We check if the sample data is available locally. If not, we download it. The dataset consists of a 3D numpy array (`data.npy`) representing the image time series and a text file (`dates.txt`) containing the dates for each slice.

In [None]:
# Define paths
data_dir = "../data/peru_small"
ifile_meta = os.path.join(data_dir, "dates.txt")
ifile_data = os.path.join(data_dir, "data.npy")

# Create directory if it doesn't exist
if not os.path.isdir(data_dir):
    os.makedirs(data_dir)

# Download metadata if missing
if not os.path.exists(ifile_meta):
    print("Downloading dates.txt...")
    url = 'https://sid.erda.dk/share_redirect/fcwjD77gUY/dates.txt'
    wget.download(url, ifile_meta)

# Download data if missing
if not os.path.exists(ifile_data):
    print("Downloading data.npy...")
    url = 'https://sid.erda.dk/share_redirect/fcwjD77gUY/data.npy'
    wget.download(url, ifile_data)

print("Data ready.")

Now we load the data into memory and parse the dates.

In [None]:
data_orig = np.load(ifile_data)
with open(ifile_meta) as f:
    dates_str = f.read().split('\n')
    dates = [datetime.strptime(d, '%Y-%m-%d') for d in dates_str if len(d) > 0]

## 3. Configuration and Preprocessing

We define the parameters for the BFAST Monitor algorithm:
- `k`: Number of harmonic terms.
- `freq`: Frequency of the seasonal model (365 for daily data).
- `start_hist`: Start of the history period.
- `start_monitor`: Start of the monitoring period.
- `end_monitor`: End of the monitoring period.

In [None]:
# Parameters
k = 3
freq = 365
trend = False
hfrac = 0.25
level = 0.05

start_hist = datetime(2002, 1, 1)
start_monitor = datetime(2010, 1, 1)
end_monitor = datetime(2018, 1, 1)

# Crop data to the specified date range
data, dates = crop_data_dates(data_orig, dates, start_hist, end_monitor)
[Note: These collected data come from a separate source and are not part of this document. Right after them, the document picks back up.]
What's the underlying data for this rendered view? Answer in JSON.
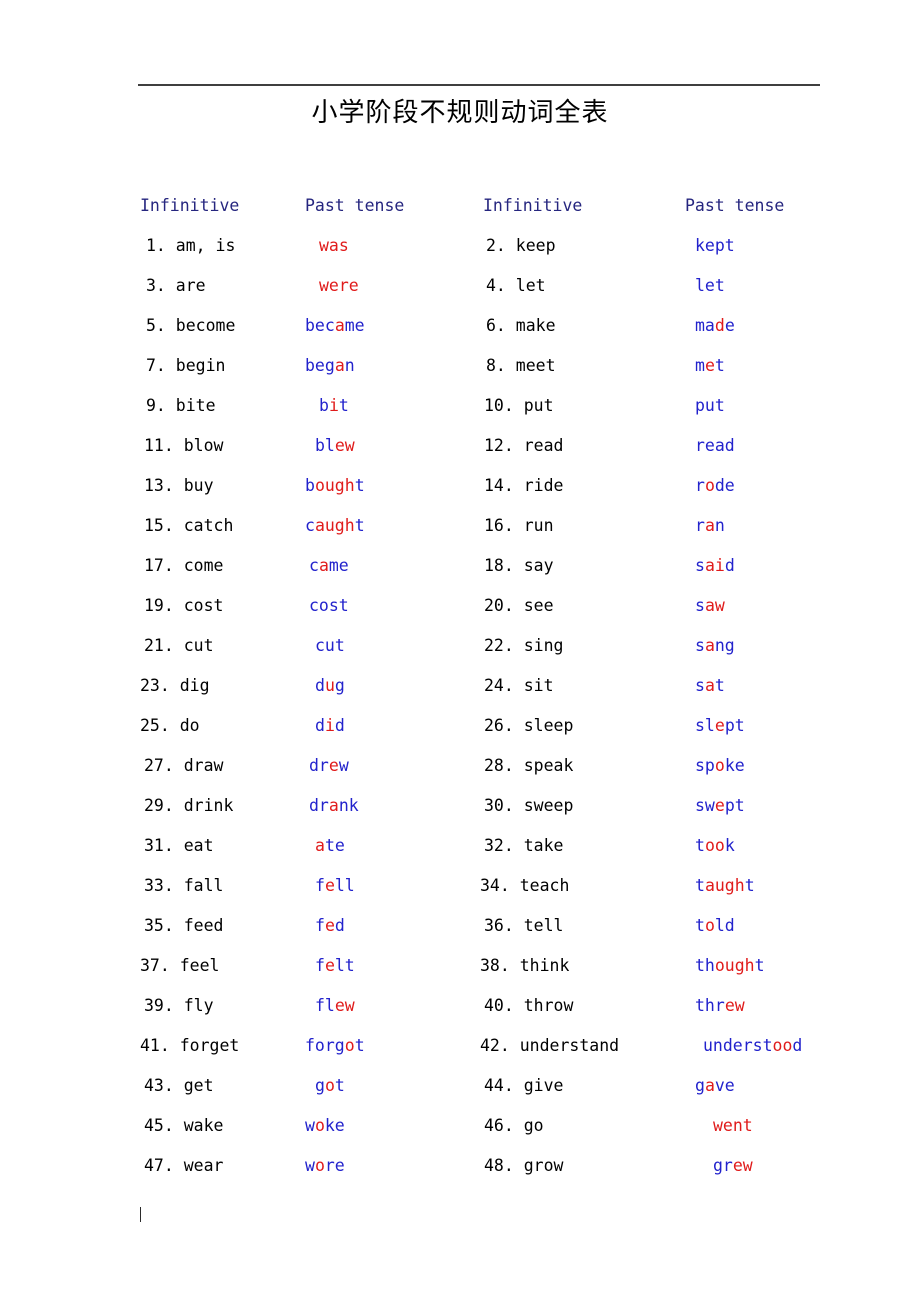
{
  "document": {
    "title": "小学阶段不规则动词全表",
    "headers": [
      "Infinitive",
      "Past tense",
      "Infinitive",
      "Past tense"
    ],
    "colors": {
      "title": "#000000",
      "header": "#26267f",
      "infinitive": "#000000",
      "past_base": "#2222cc",
      "past_highlight": "#e01b1b",
      "rule": "#3f3f3f"
    }
  },
  "rows": [
    {
      "left": {
        "num": "1.",
        "verb": "am, is",
        "indent": 6
      },
      "left_past": {
        "segments": [
          {
            "t": "was",
            "c": "r"
          }
        ],
        "indent": 14
      },
      "right": {
        "num": "2.",
        "verb": "keep",
        "indent": 6
      },
      "right_past": {
        "segments": [
          {
            "t": "kept",
            "c": "b"
          }
        ],
        "indent": 10
      }
    },
    {
      "left": {
        "num": "3.",
        "verb": "are",
        "indent": 6
      },
      "left_past": {
        "segments": [
          {
            "t": "were",
            "c": "r"
          }
        ],
        "indent": 14
      },
      "right": {
        "num": "4.",
        "verb": "let",
        "indent": 6
      },
      "right_past": {
        "segments": [
          {
            "t": "let",
            "c": "b"
          }
        ],
        "indent": 10
      }
    },
    {
      "left": {
        "num": "5.",
        "verb": "become",
        "indent": 6
      },
      "left_past": {
        "segments": [
          {
            "t": "bec",
            "c": "b"
          },
          {
            "t": "a",
            "c": "r"
          },
          {
            "t": "me",
            "c": "b"
          }
        ],
        "indent": 0
      },
      "right": {
        "num": "6.",
        "verb": "make",
        "indent": 6
      },
      "right_past": {
        "segments": [
          {
            "t": "ma",
            "c": "b"
          },
          {
            "t": "d",
            "c": "r"
          },
          {
            "t": "e",
            "c": "b"
          }
        ],
        "indent": 10
      }
    },
    {
      "left": {
        "num": "7.",
        "verb": "begin",
        "indent": 6
      },
      "left_past": {
        "segments": [
          {
            "t": "beg",
            "c": "b"
          },
          {
            "t": "a",
            "c": "r"
          },
          {
            "t": "n",
            "c": "b"
          }
        ],
        "indent": 0
      },
      "right": {
        "num": "8.",
        "verb": "meet",
        "indent": 6
      },
      "right_past": {
        "segments": [
          {
            "t": "m",
            "c": "b"
          },
          {
            "t": "e",
            "c": "r"
          },
          {
            "t": "t",
            "c": "b"
          }
        ],
        "indent": 10
      }
    },
    {
      "left": {
        "num": "9.",
        "verb": "bite",
        "indent": 6
      },
      "left_past": {
        "segments": [
          {
            "t": "b",
            "c": "b"
          },
          {
            "t": "i",
            "c": "r"
          },
          {
            "t": "t",
            "c": "b"
          }
        ],
        "indent": 14
      },
      "right": {
        "num": "10.",
        "verb": "put",
        "indent": 4
      },
      "right_past": {
        "segments": [
          {
            "t": "put",
            "c": "b"
          }
        ],
        "indent": 10
      }
    },
    {
      "left": {
        "num": "11.",
        "verb": "blow",
        "indent": 4
      },
      "left_past": {
        "segments": [
          {
            "t": "bl",
            "c": "b"
          },
          {
            "t": "ew",
            "c": "r"
          }
        ],
        "indent": 10
      },
      "right": {
        "num": "12.",
        "verb": "read",
        "indent": 4
      },
      "right_past": {
        "segments": [
          {
            "t": "read",
            "c": "b"
          }
        ],
        "indent": 10
      }
    },
    {
      "left": {
        "num": "13.",
        "verb": "buy",
        "indent": 4
      },
      "left_past": {
        "segments": [
          {
            "t": "b",
            "c": "b"
          },
          {
            "t": "ough",
            "c": "r"
          },
          {
            "t": "t",
            "c": "b"
          }
        ],
        "indent": 0
      },
      "right": {
        "num": "14.",
        "verb": "ride",
        "indent": 4
      },
      "right_past": {
        "segments": [
          {
            "t": "r",
            "c": "b"
          },
          {
            "t": "o",
            "c": "r"
          },
          {
            "t": "de",
            "c": "b"
          }
        ],
        "indent": 10
      }
    },
    {
      "left": {
        "num": "15.",
        "verb": "catch",
        "indent": 4
      },
      "left_past": {
        "segments": [
          {
            "t": "c",
            "c": "b"
          },
          {
            "t": "augh",
            "c": "r"
          },
          {
            "t": "t",
            "c": "b"
          }
        ],
        "indent": 0
      },
      "right": {
        "num": "16.",
        "verb": "run",
        "indent": 4
      },
      "right_past": {
        "segments": [
          {
            "t": "r",
            "c": "b"
          },
          {
            "t": "a",
            "c": "r"
          },
          {
            "t": "n",
            "c": "b"
          }
        ],
        "indent": 10
      }
    },
    {
      "left": {
        "num": "17.",
        "verb": "come",
        "indent": 4
      },
      "left_past": {
        "segments": [
          {
            "t": "c",
            "c": "b"
          },
          {
            "t": "a",
            "c": "r"
          },
          {
            "t": "me",
            "c": "b"
          }
        ],
        "indent": 4
      },
      "right": {
        "num": "18.",
        "verb": "say",
        "indent": 4
      },
      "right_past": {
        "segments": [
          {
            "t": "s",
            "c": "b"
          },
          {
            "t": "ai",
            "c": "r"
          },
          {
            "t": "d",
            "c": "b"
          }
        ],
        "indent": 10
      }
    },
    {
      "left": {
        "num": "19.",
        "verb": "cost",
        "indent": 4
      },
      "left_past": {
        "segments": [
          {
            "t": "cost",
            "c": "b"
          }
        ],
        "indent": 4
      },
      "right": {
        "num": "20.",
        "verb": "see",
        "indent": 4
      },
      "right_past": {
        "segments": [
          {
            "t": "s",
            "c": "b"
          },
          {
            "t": "aw",
            "c": "r"
          }
        ],
        "indent": 10
      }
    },
    {
      "left": {
        "num": "21.",
        "verb": "cut",
        "indent": 4
      },
      "left_past": {
        "segments": [
          {
            "t": "cut",
            "c": "b"
          }
        ],
        "indent": 10
      },
      "right": {
        "num": "22.",
        "verb": "sing",
        "indent": 4
      },
      "right_past": {
        "segments": [
          {
            "t": "s",
            "c": "b"
          },
          {
            "t": "a",
            "c": "r"
          },
          {
            "t": "ng",
            "c": "b"
          }
        ],
        "indent": 10
      }
    },
    {
      "left": {
        "num": "23.",
        "verb": "dig",
        "indent": 0
      },
      "left_past": {
        "segments": [
          {
            "t": "d",
            "c": "b"
          },
          {
            "t": "u",
            "c": "r"
          },
          {
            "t": "g",
            "c": "b"
          }
        ],
        "indent": 10
      },
      "right": {
        "num": "24.",
        "verb": "sit",
        "indent": 4
      },
      "right_past": {
        "segments": [
          {
            "t": "s",
            "c": "b"
          },
          {
            "t": "a",
            "c": "r"
          },
          {
            "t": "t",
            "c": "b"
          }
        ],
        "indent": 10
      }
    },
    {
      "left": {
        "num": "25.",
        "verb": "do",
        "indent": 0
      },
      "left_past": {
        "segments": [
          {
            "t": "d",
            "c": "b"
          },
          {
            "t": "i",
            "c": "r"
          },
          {
            "t": "d",
            "c": "b"
          }
        ],
        "indent": 10
      },
      "right": {
        "num": "26.",
        "verb": "sleep",
        "indent": 4
      },
      "right_past": {
        "segments": [
          {
            "t": "sl",
            "c": "b"
          },
          {
            "t": "e",
            "c": "r"
          },
          {
            "t": "pt",
            "c": "b"
          }
        ],
        "indent": 10
      }
    },
    {
      "left": {
        "num": "27.",
        "verb": "draw",
        "indent": 4
      },
      "left_past": {
        "segments": [
          {
            "t": "dr",
            "c": "b"
          },
          {
            "t": "e",
            "c": "r"
          },
          {
            "t": "w",
            "c": "b"
          }
        ],
        "indent": 4
      },
      "right": {
        "num": "28.",
        "verb": "speak",
        "indent": 4
      },
      "right_past": {
        "segments": [
          {
            "t": "sp",
            "c": "b"
          },
          {
            "t": "o",
            "c": "r"
          },
          {
            "t": "ke",
            "c": "b"
          }
        ],
        "indent": 10
      }
    },
    {
      "left": {
        "num": "29.",
        "verb": "drink",
        "indent": 4
      },
      "left_past": {
        "segments": [
          {
            "t": "dr",
            "c": "b"
          },
          {
            "t": "a",
            "c": "r"
          },
          {
            "t": "nk",
            "c": "b"
          }
        ],
        "indent": 4
      },
      "right": {
        "num": "30.",
        "verb": "sweep",
        "indent": 4
      },
      "right_past": {
        "segments": [
          {
            "t": "sw",
            "c": "b"
          },
          {
            "t": "e",
            "c": "r"
          },
          {
            "t": "pt",
            "c": "b"
          }
        ],
        "indent": 10
      }
    },
    {
      "left": {
        "num": "31.",
        "verb": "eat",
        "indent": 4
      },
      "left_past": {
        "segments": [
          {
            "t": "a",
            "c": "r"
          },
          {
            "t": "te",
            "c": "b"
          }
        ],
        "indent": 10
      },
      "right": {
        "num": "32.",
        "verb": "take",
        "indent": 4
      },
      "right_past": {
        "segments": [
          {
            "t": "t",
            "c": "b"
          },
          {
            "t": "oo",
            "c": "r"
          },
          {
            "t": "k",
            "c": "b"
          }
        ],
        "indent": 10
      }
    },
    {
      "left": {
        "num": "33.",
        "verb": "fall",
        "indent": 4
      },
      "left_past": {
        "segments": [
          {
            "t": "f",
            "c": "b"
          },
          {
            "t": "e",
            "c": "r"
          },
          {
            "t": "ll",
            "c": "b"
          }
        ],
        "indent": 10
      },
      "right": {
        "num": "34.",
        "verb": "teach",
        "indent": 0
      },
      "right_past": {
        "segments": [
          {
            "t": "t",
            "c": "b"
          },
          {
            "t": "augh",
            "c": "r"
          },
          {
            "t": "t",
            "c": "b"
          }
        ],
        "indent": 10
      }
    },
    {
      "left": {
        "num": "35.",
        "verb": "feed",
        "indent": 4
      },
      "left_past": {
        "segments": [
          {
            "t": "f",
            "c": "b"
          },
          {
            "t": "e",
            "c": "r"
          },
          {
            "t": "d",
            "c": "b"
          }
        ],
        "indent": 10
      },
      "right": {
        "num": "36.",
        "verb": "tell",
        "indent": 4
      },
      "right_past": {
        "segments": [
          {
            "t": "t",
            "c": "b"
          },
          {
            "t": "o",
            "c": "r"
          },
          {
            "t": "ld",
            "c": "b"
          }
        ],
        "indent": 10
      }
    },
    {
      "left": {
        "num": "37.",
        "verb": "feel",
        "indent": 0
      },
      "left_past": {
        "segments": [
          {
            "t": "f",
            "c": "b"
          },
          {
            "t": "e",
            "c": "r"
          },
          {
            "t": "lt",
            "c": "b"
          }
        ],
        "indent": 10
      },
      "right": {
        "num": "38.",
        "verb": "think",
        "indent": 0
      },
      "right_past": {
        "segments": [
          {
            "t": "th",
            "c": "b"
          },
          {
            "t": "ough",
            "c": "r"
          },
          {
            "t": "t",
            "c": "b"
          }
        ],
        "indent": 10
      }
    },
    {
      "left": {
        "num": "39.",
        "verb": "fly",
        "indent": 4
      },
      "left_past": {
        "segments": [
          {
            "t": "fl",
            "c": "b"
          },
          {
            "t": "ew",
            "c": "r"
          }
        ],
        "indent": 10
      },
      "right": {
        "num": "40.",
        "verb": "throw",
        "indent": 4
      },
      "right_past": {
        "segments": [
          {
            "t": "thr",
            "c": "b"
          },
          {
            "t": "ew",
            "c": "r"
          }
        ],
        "indent": 10
      }
    },
    {
      "left": {
        "num": "41.",
        "verb": "forget",
        "indent": 0
      },
      "left_past": {
        "segments": [
          {
            "t": "forg",
            "c": "b"
          },
          {
            "t": "o",
            "c": "r"
          },
          {
            "t": "t",
            "c": "b"
          }
        ],
        "indent": 0
      },
      "right": {
        "num": "42.",
        "verb": "understand",
        "indent": 0
      },
      "right_past": {
        "segments": [
          {
            "t": "underst",
            "c": "b"
          },
          {
            "t": "oo",
            "c": "r"
          },
          {
            "t": "d",
            "c": "b"
          }
        ],
        "indent": 18
      }
    },
    {
      "left": {
        "num": "43.",
        "verb": "get",
        "indent": 4
      },
      "left_past": {
        "segments": [
          {
            "t": "g",
            "c": "b"
          },
          {
            "t": "o",
            "c": "r"
          },
          {
            "t": "t",
            "c": "b"
          }
        ],
        "indent": 10
      },
      "right": {
        "num": "44.",
        "verb": "give",
        "indent": 4
      },
      "right_past": {
        "segments": [
          {
            "t": "g",
            "c": "b"
          },
          {
            "t": "a",
            "c": "r"
          },
          {
            "t": "ve",
            "c": "b"
          }
        ],
        "indent": 10
      }
    },
    {
      "left": {
        "num": "45.",
        "verb": "wake",
        "indent": 4
      },
      "left_past": {
        "segments": [
          {
            "t": "w",
            "c": "b"
          },
          {
            "t": "o",
            "c": "r"
          },
          {
            "t": "ke",
            "c": "b"
          }
        ],
        "indent": 0
      },
      "right": {
        "num": "46.",
        "verb": "go",
        "indent": 4
      },
      "right_past": {
        "segments": [
          {
            "t": "went",
            "c": "r"
          }
        ],
        "indent": 28
      }
    },
    {
      "left": {
        "num": "47.",
        "verb": "wear",
        "indent": 4
      },
      "left_past": {
        "segments": [
          {
            "t": "w",
            "c": "b"
          },
          {
            "t": "o",
            "c": "r"
          },
          {
            "t": "re",
            "c": "b"
          }
        ],
        "indent": 0
      },
      "right": {
        "num": "48.",
        "verb": "grow",
        "indent": 4
      },
      "right_past": {
        "segments": [
          {
            "t": "gr",
            "c": "b"
          },
          {
            "t": "ew",
            "c": "r"
          }
        ],
        "indent": 28
      }
    }
  ]
}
print("First date: {}".format(dates[0]))
print("Last date: {}".format(dates[-1]))
print("Shape of data array: {}".format(data.shape))

## 4. Initialize and Fit the Model (Python Backend)

We initialize the `BFASTMonitor` with the `backend='python'`. This allows the code to run on standard CPUs without needing OpenCL drivers or a GPU. For faster processing on supported hardware, you can change the backend to `'opencl'`.

In [None]:
model = BFASTMonitor(
    start_monitor,
    freq=freq,
    k=k,
    hfrac=hfrac,
    trend=trend,
    level=level,
    backend='python',  # Use 'python-mp' for multiprocessing or 'opencl' for GPU
    verbose=1
)

print("Starting model fit...")
start_time = time.time()

# Fit the model
# nan_value specifies the integer value in the input that represents NaN (e.g. -32768)
model.fit(data, dates, n_chunks=5, nan_value=-32768)

end_time = time.time()
print("All computations have taken {:.2f} seconds.".format(end_time - start_time))

## 5. Visualizing the Results

After fitting, we can extract the results:
- `breaks`: Index of the detected break (or -1 if none, -2 if insufficient data).
- `means`: Mean values of the MOSUM process.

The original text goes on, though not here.